Eichler’s findings show that the cognitive and neurodevelopmental disabilities that characterize many of the autism spectrum disorders can occur as a result of disruption of many of these hotspots. Those identified already have been implicated in a variety of functions, including development of the brain’s language circuits, neuronal development, signaling, wiring, and synaptic plasticity. The findings support the "two-hit model" of developmental delay.

“The ‘two-hit’, or ‘second site’ model states that individually rare variation is, essentially, a single event that results in a mild phenotype,” a mild version of the disorder, says Eichler. “But the presence of two hits [two such variations] puts an individual into a predisposed state for developing a severe phenotype. The second hit can be spontaneous, but it can also be inherited from the same or the other parent.”

“There’s no question that the presence of these two hits occurs far too often than we would expect by chance,” says Eichler. “It all comes back to this idea that the human genome is loaded with large, impactful mutations, and it is the gestalt of those mutations that, when put together, manifests as the disease.”

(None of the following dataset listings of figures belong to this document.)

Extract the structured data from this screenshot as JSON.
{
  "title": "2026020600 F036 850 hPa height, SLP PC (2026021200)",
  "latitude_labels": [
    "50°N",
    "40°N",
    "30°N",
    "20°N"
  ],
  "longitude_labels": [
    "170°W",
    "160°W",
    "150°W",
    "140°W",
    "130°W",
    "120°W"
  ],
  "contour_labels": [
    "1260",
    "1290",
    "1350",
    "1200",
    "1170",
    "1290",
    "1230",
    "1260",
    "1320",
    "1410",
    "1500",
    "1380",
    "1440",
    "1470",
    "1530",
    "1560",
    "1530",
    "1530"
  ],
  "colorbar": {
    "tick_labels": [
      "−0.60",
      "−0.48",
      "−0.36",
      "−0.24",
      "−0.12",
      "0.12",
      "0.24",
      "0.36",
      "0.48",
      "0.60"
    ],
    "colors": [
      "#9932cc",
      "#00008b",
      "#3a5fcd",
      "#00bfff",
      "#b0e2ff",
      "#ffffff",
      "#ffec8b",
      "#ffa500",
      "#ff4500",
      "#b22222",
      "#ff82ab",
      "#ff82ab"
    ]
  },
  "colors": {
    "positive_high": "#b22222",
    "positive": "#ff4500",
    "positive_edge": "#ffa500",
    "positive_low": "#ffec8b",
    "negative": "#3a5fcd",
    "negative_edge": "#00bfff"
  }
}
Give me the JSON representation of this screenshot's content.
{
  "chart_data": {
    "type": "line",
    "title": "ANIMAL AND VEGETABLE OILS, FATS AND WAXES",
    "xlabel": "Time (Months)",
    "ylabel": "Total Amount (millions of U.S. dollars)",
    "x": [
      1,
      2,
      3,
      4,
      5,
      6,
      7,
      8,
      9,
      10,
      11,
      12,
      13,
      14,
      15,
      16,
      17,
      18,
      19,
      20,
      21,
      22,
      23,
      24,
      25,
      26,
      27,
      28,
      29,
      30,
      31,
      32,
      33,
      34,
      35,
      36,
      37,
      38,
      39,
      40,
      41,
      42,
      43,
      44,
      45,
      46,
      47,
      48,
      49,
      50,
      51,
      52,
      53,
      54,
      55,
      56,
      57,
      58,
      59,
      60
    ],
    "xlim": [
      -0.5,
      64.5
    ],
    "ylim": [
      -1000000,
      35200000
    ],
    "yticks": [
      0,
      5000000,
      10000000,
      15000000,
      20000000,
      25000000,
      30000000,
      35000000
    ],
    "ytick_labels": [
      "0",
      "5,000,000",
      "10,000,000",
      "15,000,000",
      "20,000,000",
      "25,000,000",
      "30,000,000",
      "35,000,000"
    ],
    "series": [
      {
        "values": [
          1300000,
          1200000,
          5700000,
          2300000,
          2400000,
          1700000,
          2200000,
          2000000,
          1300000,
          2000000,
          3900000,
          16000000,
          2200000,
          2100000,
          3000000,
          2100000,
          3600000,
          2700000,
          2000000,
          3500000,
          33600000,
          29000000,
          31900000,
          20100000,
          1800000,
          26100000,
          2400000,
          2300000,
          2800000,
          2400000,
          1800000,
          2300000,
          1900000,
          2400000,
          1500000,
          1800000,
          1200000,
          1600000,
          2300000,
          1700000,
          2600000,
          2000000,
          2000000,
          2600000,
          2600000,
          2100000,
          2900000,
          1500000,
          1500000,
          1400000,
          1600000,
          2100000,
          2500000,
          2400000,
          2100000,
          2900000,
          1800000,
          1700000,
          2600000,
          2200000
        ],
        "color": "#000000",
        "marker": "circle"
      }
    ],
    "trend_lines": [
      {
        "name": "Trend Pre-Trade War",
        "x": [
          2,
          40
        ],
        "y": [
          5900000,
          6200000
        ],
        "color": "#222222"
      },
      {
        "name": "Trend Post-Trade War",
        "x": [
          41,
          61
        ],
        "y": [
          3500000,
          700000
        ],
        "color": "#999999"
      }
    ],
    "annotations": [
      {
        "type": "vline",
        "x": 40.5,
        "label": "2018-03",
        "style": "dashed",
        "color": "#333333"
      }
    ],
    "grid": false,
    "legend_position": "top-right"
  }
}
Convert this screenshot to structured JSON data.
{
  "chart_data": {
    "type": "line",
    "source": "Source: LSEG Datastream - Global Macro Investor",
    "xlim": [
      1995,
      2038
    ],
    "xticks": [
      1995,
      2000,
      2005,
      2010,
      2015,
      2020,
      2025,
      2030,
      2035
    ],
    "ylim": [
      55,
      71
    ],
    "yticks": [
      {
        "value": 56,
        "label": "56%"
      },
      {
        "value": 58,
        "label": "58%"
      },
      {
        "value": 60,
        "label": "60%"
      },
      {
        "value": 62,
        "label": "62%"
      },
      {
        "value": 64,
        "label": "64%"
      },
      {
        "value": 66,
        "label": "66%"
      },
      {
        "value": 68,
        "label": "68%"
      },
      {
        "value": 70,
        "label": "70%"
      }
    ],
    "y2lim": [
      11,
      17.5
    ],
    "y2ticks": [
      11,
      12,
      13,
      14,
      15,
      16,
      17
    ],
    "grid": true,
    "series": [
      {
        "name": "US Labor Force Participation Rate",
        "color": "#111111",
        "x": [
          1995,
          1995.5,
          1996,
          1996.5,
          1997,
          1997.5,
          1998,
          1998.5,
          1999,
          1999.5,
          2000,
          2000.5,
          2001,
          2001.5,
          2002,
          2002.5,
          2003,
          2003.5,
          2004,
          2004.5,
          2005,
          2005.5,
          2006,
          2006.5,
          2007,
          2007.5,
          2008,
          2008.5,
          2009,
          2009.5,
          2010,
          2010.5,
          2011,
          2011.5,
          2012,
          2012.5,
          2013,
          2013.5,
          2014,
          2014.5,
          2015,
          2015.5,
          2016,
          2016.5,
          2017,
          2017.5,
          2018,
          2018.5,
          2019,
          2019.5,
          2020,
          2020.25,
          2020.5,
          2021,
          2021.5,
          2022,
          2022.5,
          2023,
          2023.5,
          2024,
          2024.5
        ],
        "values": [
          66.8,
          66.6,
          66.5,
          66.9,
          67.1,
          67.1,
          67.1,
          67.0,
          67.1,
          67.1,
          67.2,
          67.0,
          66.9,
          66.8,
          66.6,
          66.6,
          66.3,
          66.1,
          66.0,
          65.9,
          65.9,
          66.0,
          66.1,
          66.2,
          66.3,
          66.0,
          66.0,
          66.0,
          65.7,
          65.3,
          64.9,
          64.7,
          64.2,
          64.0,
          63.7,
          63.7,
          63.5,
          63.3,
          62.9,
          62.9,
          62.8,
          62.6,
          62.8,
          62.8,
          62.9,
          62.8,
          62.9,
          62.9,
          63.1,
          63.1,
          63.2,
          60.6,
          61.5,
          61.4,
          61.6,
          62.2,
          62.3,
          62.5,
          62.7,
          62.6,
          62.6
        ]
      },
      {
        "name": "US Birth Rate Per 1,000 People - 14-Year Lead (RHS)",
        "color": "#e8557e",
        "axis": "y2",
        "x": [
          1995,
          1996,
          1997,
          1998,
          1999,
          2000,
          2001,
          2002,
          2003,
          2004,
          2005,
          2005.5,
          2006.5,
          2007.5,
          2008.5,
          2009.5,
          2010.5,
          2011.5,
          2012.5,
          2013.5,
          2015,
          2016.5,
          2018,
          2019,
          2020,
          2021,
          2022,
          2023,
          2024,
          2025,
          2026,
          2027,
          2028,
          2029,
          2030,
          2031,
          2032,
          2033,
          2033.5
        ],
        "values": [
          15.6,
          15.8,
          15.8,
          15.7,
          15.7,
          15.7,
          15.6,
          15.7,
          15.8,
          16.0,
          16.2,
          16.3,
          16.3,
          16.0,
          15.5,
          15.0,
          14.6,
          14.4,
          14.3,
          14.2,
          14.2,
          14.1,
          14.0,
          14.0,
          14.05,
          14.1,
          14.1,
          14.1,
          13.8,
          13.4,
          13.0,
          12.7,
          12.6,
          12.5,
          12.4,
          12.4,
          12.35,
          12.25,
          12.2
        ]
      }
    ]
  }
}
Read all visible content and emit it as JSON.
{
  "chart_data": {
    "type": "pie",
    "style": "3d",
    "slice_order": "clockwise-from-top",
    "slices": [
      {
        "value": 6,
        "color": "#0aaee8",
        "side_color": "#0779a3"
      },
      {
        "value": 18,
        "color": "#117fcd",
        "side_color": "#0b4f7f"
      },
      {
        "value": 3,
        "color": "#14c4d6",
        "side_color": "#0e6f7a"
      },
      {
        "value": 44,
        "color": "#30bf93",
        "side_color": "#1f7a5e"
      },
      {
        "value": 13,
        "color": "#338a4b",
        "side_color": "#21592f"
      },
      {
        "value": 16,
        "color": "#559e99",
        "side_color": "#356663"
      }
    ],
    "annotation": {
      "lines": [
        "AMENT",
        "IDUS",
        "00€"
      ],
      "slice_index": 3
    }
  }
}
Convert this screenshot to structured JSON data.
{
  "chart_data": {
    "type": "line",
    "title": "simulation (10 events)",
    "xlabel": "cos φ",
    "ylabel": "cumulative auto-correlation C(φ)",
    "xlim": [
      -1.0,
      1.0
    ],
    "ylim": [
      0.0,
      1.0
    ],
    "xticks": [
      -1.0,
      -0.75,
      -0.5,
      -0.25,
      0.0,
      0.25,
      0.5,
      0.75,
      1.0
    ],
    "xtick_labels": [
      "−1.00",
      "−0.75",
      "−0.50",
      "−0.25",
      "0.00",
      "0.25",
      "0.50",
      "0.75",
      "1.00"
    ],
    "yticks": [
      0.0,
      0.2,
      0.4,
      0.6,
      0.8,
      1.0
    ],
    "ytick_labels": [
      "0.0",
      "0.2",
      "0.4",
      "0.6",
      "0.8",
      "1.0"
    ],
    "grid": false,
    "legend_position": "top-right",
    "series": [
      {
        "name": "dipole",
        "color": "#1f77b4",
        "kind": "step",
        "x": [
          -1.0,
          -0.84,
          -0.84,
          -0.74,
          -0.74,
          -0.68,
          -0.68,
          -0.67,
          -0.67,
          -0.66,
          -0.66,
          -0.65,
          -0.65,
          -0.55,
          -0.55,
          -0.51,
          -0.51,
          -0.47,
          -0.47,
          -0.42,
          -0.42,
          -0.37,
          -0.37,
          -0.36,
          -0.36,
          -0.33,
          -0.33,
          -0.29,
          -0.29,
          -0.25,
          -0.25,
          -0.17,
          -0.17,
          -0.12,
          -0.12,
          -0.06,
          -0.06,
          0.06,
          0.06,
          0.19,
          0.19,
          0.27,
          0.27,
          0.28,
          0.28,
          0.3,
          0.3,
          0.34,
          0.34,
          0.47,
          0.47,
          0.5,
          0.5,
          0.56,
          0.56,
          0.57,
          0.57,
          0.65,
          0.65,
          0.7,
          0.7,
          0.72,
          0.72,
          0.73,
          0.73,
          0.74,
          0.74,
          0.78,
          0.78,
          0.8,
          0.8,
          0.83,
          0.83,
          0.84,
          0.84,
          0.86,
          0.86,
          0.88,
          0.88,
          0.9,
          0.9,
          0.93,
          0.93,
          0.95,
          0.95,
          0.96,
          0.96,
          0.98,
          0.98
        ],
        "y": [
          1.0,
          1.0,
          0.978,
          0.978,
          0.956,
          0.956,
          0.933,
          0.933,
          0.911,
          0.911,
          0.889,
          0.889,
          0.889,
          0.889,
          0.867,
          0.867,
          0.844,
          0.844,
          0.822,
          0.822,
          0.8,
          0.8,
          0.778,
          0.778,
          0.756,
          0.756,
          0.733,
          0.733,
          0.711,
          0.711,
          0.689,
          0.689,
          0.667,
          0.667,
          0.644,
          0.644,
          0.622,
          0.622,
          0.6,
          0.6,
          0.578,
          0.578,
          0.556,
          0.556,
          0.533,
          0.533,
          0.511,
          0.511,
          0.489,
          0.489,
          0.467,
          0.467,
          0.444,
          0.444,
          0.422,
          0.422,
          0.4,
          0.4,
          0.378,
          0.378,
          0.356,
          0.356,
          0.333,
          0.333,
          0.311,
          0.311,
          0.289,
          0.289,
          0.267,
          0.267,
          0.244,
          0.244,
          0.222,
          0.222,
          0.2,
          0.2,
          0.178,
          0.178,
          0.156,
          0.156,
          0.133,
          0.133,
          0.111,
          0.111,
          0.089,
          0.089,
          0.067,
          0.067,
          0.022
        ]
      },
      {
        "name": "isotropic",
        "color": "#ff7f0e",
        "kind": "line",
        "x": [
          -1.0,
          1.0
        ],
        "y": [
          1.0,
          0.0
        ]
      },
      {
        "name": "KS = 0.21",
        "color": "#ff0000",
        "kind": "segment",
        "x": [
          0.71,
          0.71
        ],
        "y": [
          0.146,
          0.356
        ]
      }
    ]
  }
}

“I have a feeling that this will be a recurrent theme for neuropsychiatric and neurobehavioral disease,” he adds, “where multiple severe hits come together to result in a phenotype. It helps to explain aspects of these diseases, which have flummoxed geneticists for a while. One is this idea of heritability—why you sometimes see a phenotype segregated in families and why it sometimes suddenly disappears." Another aspect it might explain is why families with members who have one disorder, like epilepsy, frequently have members that show signs of some other neurological disorder, like schizophrenia”

Eichler believes that next-generation molecular biological techniques, such as exome and transcriptome sequencing, which are cheaper and more efficient than more commonly used methods, will eventually lead to the identification of many more genes involved in autism.  

“Next-generation sequencing technologies allow us to examine up to 90 percent of the coding sequences of an individual,” he says. “We think we’ve already identified the point mutations responsible for about 20 percent of autism cases, and maybe up to 45 percent of the genes causing sporadic cases. Another 10-15 percent of cases can be explained by copy number variation. I think we’ll have a good hint at something like 80 percent of the genetic causation within the next few years.”